Synthetic data: Unlocking the power of data and skills for machine learning

Posted by: , Posted on: - Categories: Data insights, Data science, Machine learning

Defence generates and holds a lot of data. We want to be able to get the best out of it, unlocking new insights that aren’t currently visible, through the use of innovative data science and analytics techniques tailored to defence’s specific needs. But this can be difficult because our data is often sensitive for a variety of reasons. For example, this might include information about the performance of particular vehicles, or personnel’s operational deployment details.

It is therefore often challenging to share data with experts who sit outside the Ministry of Defence, particularly amongst the wider data science community in government, small companies and academia. The use of synthetic data gives us a way to address this challenge and to benefit from the expertise of a wider range of people by creating datasets which aren’t sensitive. We have recently published a report from this work.
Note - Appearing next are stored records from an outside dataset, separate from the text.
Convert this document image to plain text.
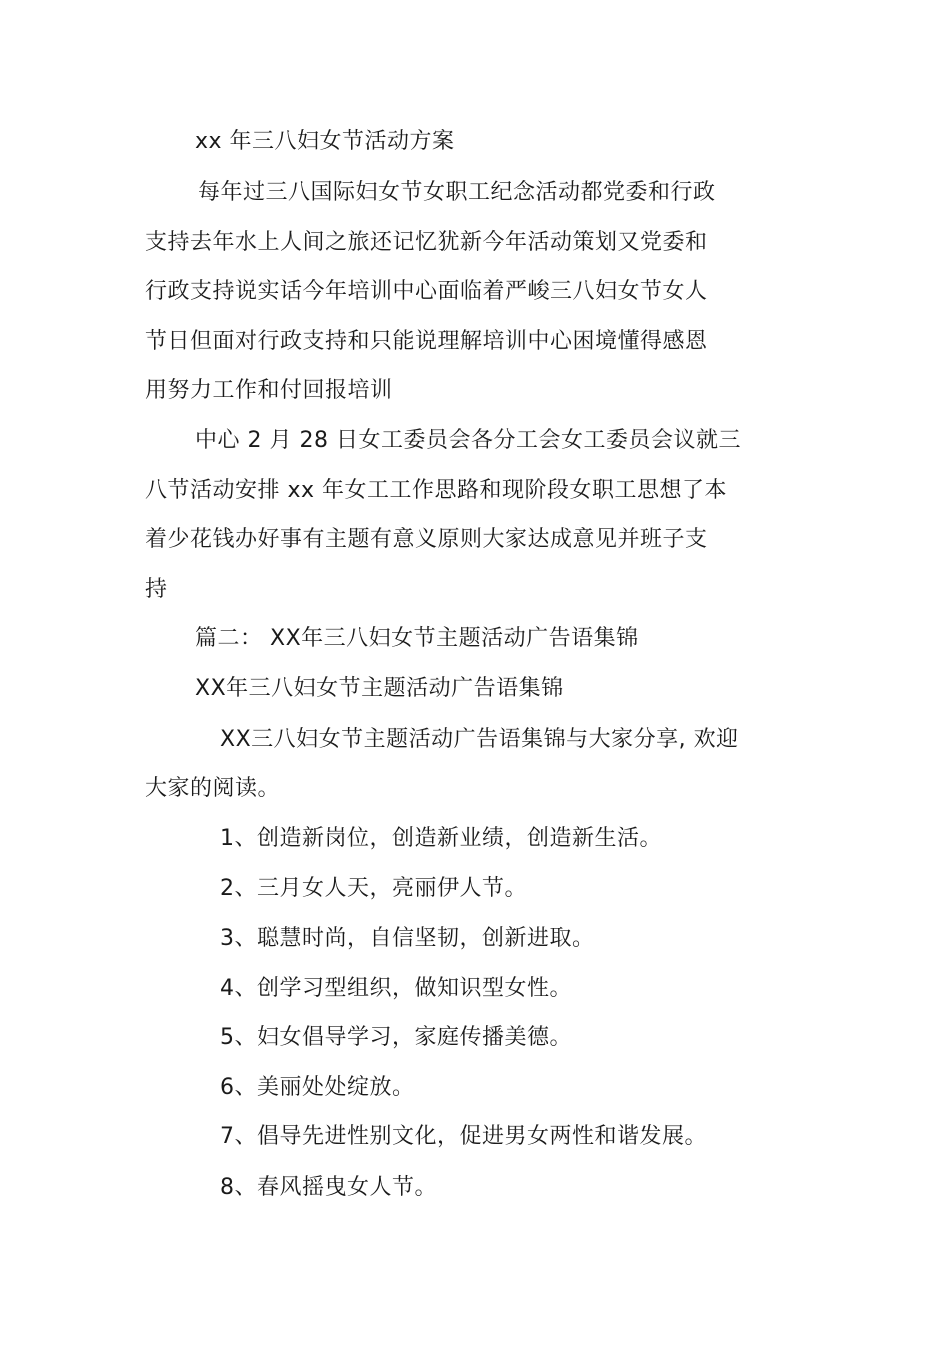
xx 年三八妇女节活动方案
每年过三八国际妇女节女职工纪念活动都党委和行政
支持去年水上人间之旅还记忆犹新今年活动策划又党委和
行政支持说实话今年培训中心面临着严峻三八妇女节女人
节日但面对行政支持和只能说理解培训中心困境懂得感恩
用努力工作和付回报培训
中心 2 月 28 日女工委员会各分工会女工委员会议就三
八节活动安排 xx 年女工工作思路和现阶段女职工思想了本
着少花钱办好事有主题有意义原则大家达成意见并班子支
持
篇二： XX年三八妇女节主题活动广告语集锦
XX年三八妇女节主题活动广告语集锦
XX三八妇女节主题活动广告语集锦与大家分享, 欢迎
大家的阅读。
1、创造新岗位，创造新业绩，创造新生活。
2、三月女人天，亮丽伊人节。
3、聪慧时尚，自信坚韧，创新进取。
4、创学习型组织，做知识型女性。
5、妇女倡导学习，家庭传播美德。
6、美丽处处绽放。
7、倡导先进性别文化，促进男女两性和谐发展。
8、春风摇曳女人节。
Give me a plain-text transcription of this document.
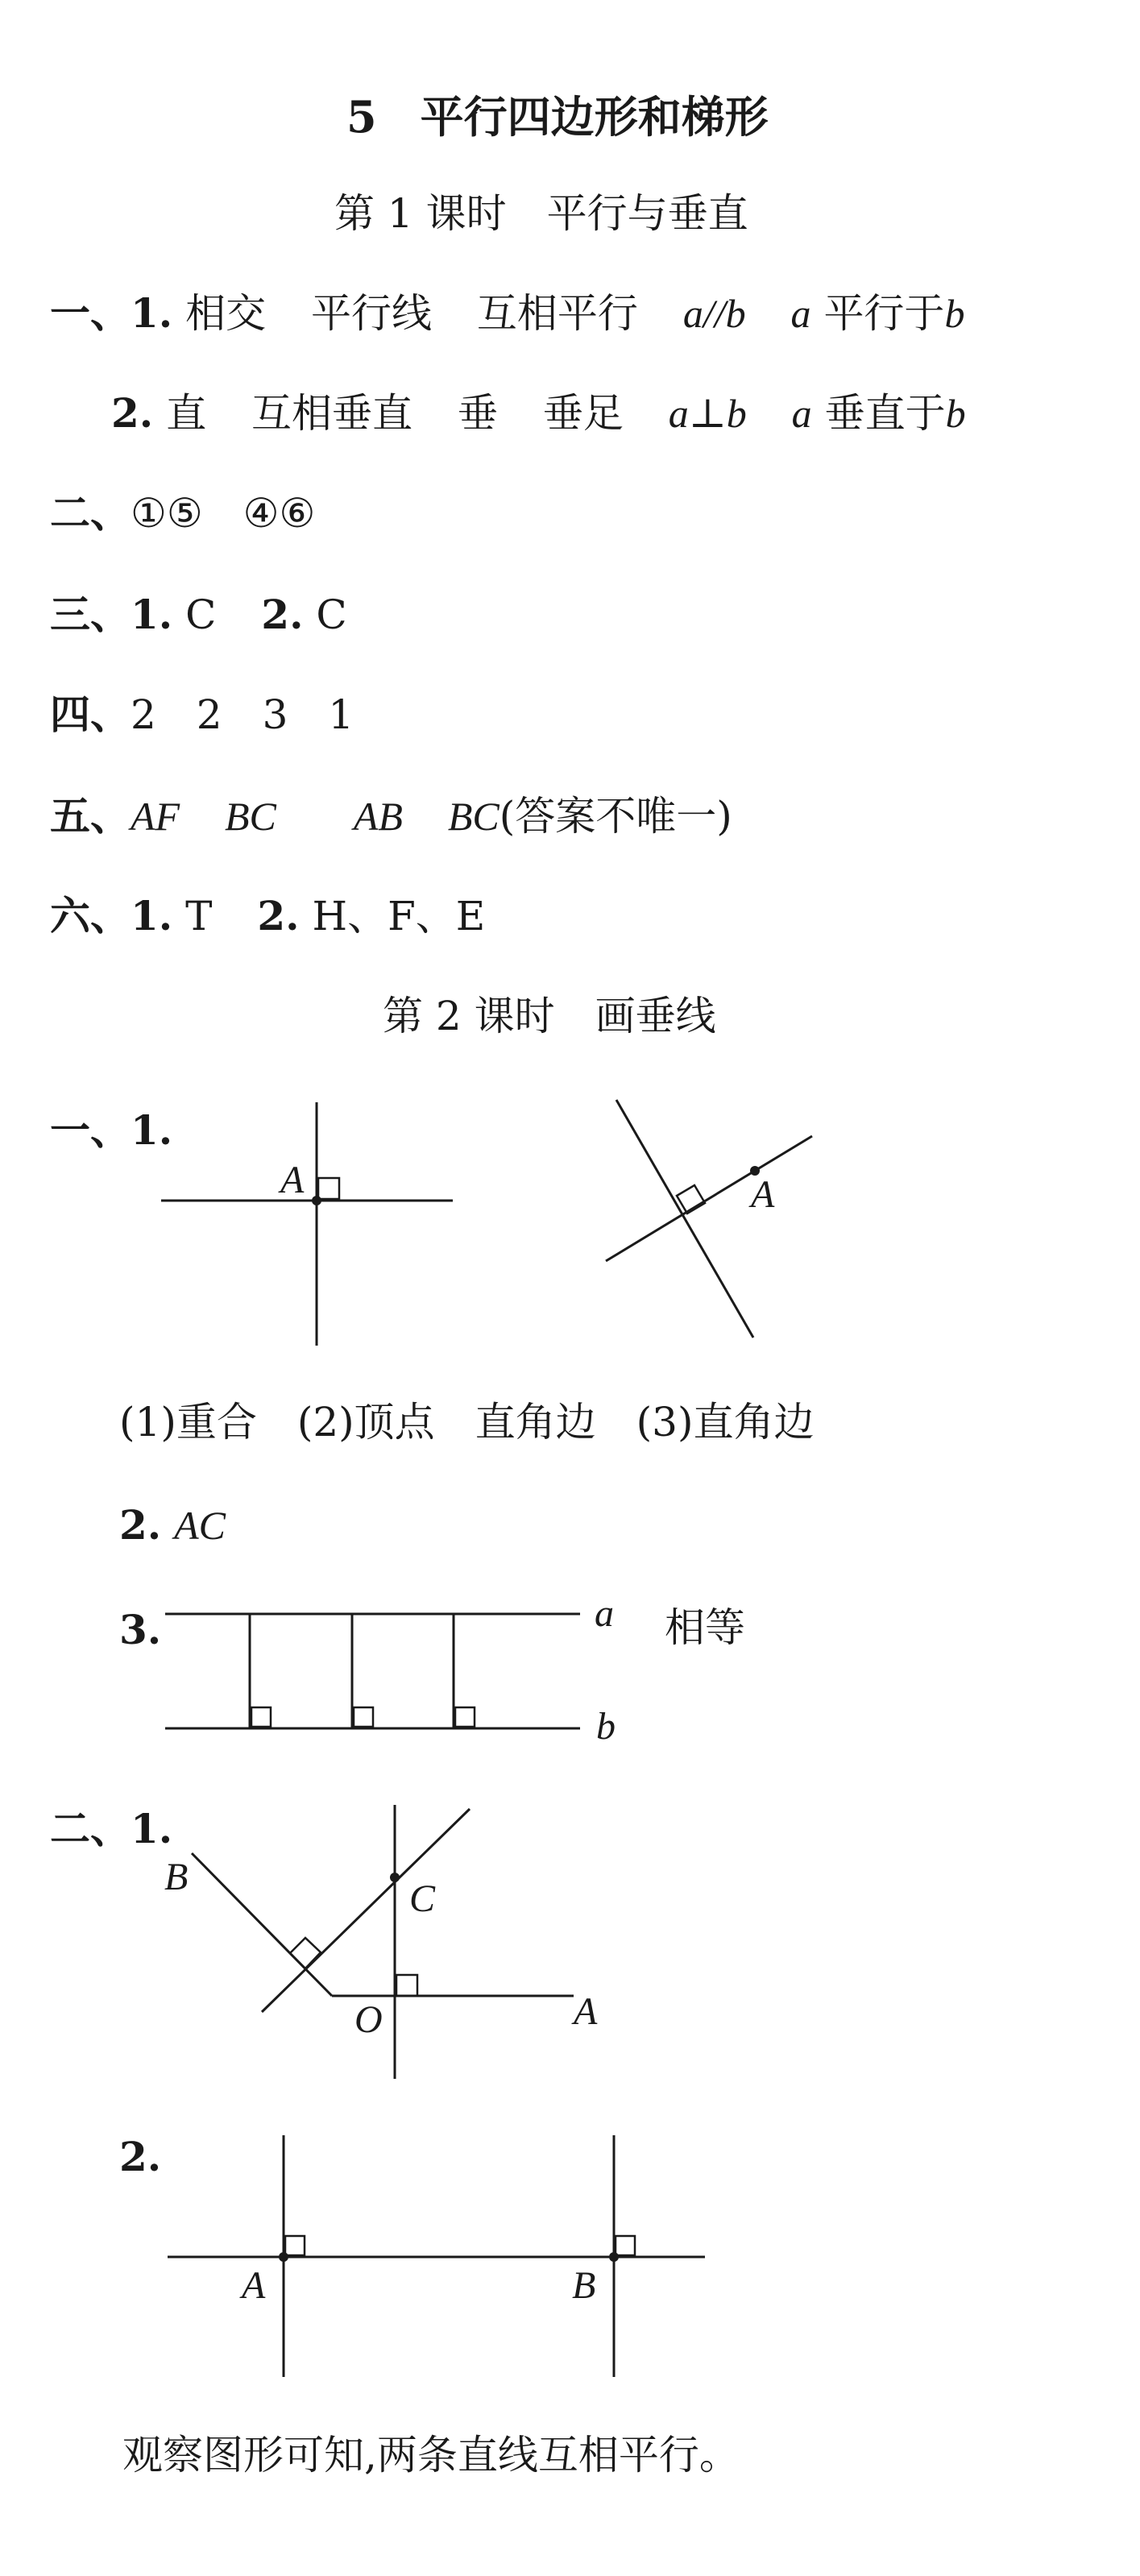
5　平行四边形和梯形
第 1 课时　平行与垂直
一、1. 相交 平行线 互相平行 a//b a 平行于b
2. 直 互相垂直 垂 垂足 a⊥b a 垂直于b
二、①⑤　④⑥
三、1. C 2. C
四、2　2　3　1
五、AF BC AB BC(答案不唯一)
六、1. T 2. H、F、E
第 2 课时　画垂线
一、1.
A	A
a
b
B
C
O	A
A	B
(1)重合　(2)顶点　直角边　(3)直角边
2. AC
3.	相等
二、1.
2.
观察图形可知,两条直线互相平行。
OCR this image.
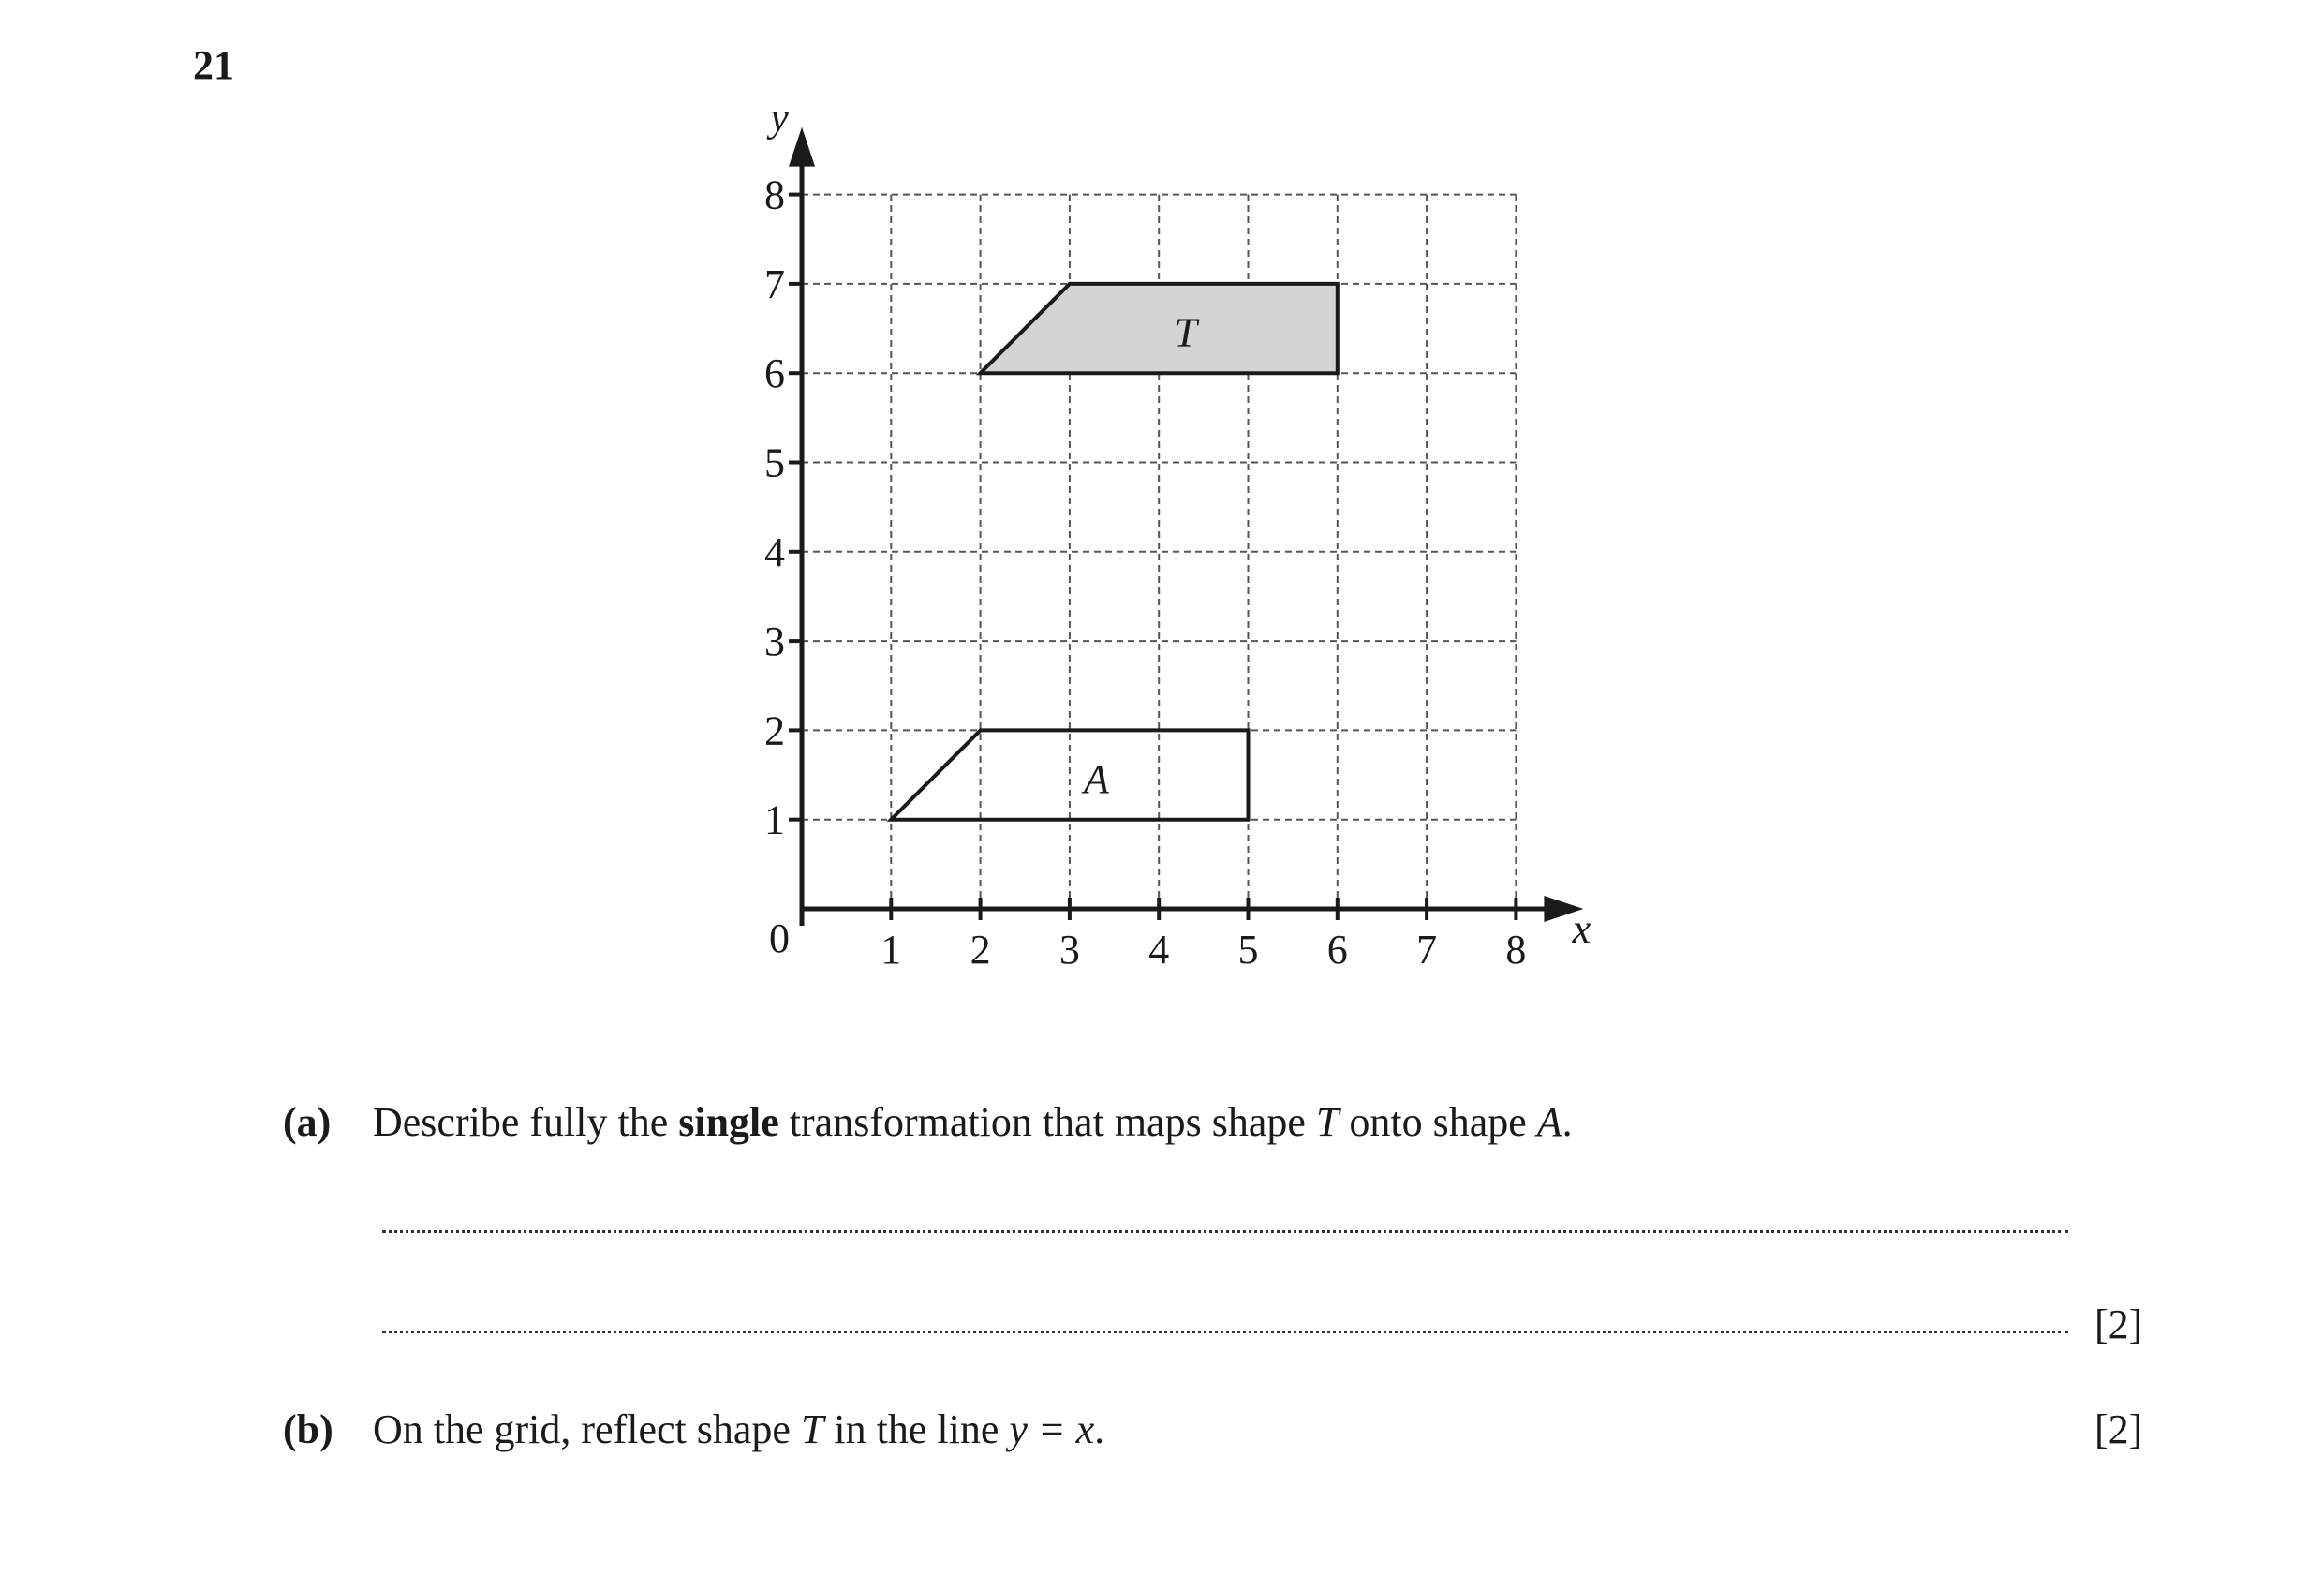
21
T
A
1 2 3 4 5 6 7 8
1
2
3
4
5
6
7
8
0	x
y
(a) Describe fully the single transformation that maps shape T onto shape A.
[2]
(b) On the grid, reflect shape T in the line y = x.	[2]
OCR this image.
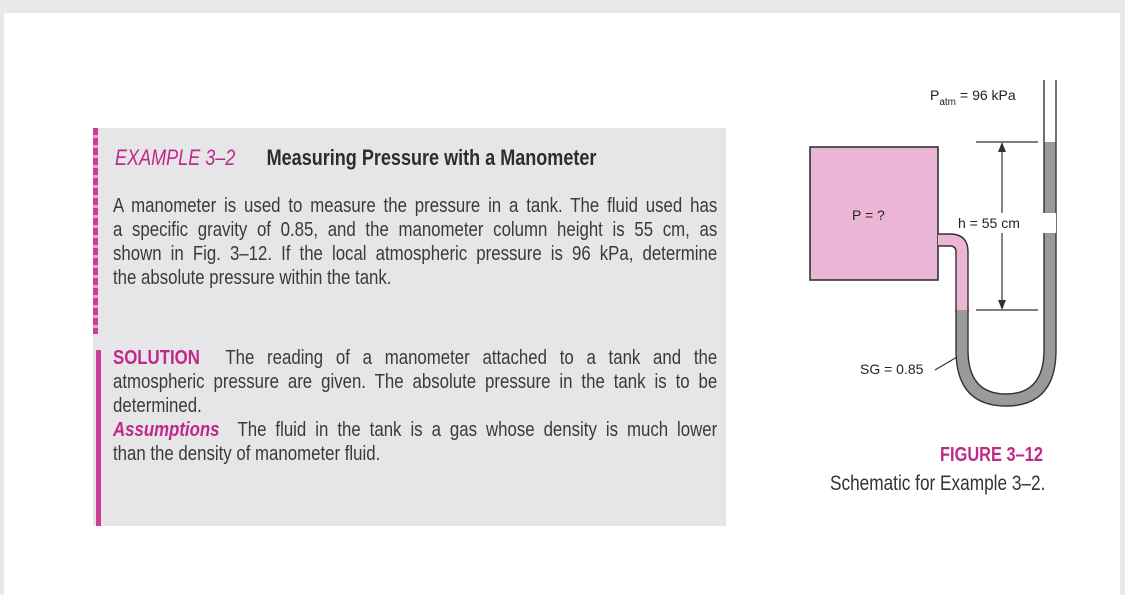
EXAMPLE 3–2 Measuring Pressure with a Manometer
A manometer is used to measure the pressure in a tank. The fluid used has
a specific gravity of 0.85, and the manometer column height is 55 cm, as
shown in Fig. 3–12. If the local atmospheric pressure is 96 kPa, determine
the absolute pressure within the tank.
SOLUTION The reading of a manometer attached to a tank and the
atmospheric pressure are given. The absolute pressure in the tank is to be
determined.
Assumptions The fluid in the tank is a gas whose density is much lower
than the density of manometer fluid.
$P_{atm} = 96$ kPa
P = ?	h = 55 cm
SG = 0.85
FIGURE 3–12
Schematic for Example 3–2.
Double image of original data and synthetic data in a 2D chart. The two images look almost identical

What is synthetic data?

Synthetic data is artificially generated to mimic the characteristics and structure of sensitive real-world data, but without exposing our sensitivities. For example, we might want the synthetic data to retain the range of values of the original data with similar (but not the same) outliers. Or we might want to retain a similar frequency distribution in the synthetic and original datasets. However, this becomes more complex when we start to consider interactions between fields, or different types of data such as free text and GPS locations.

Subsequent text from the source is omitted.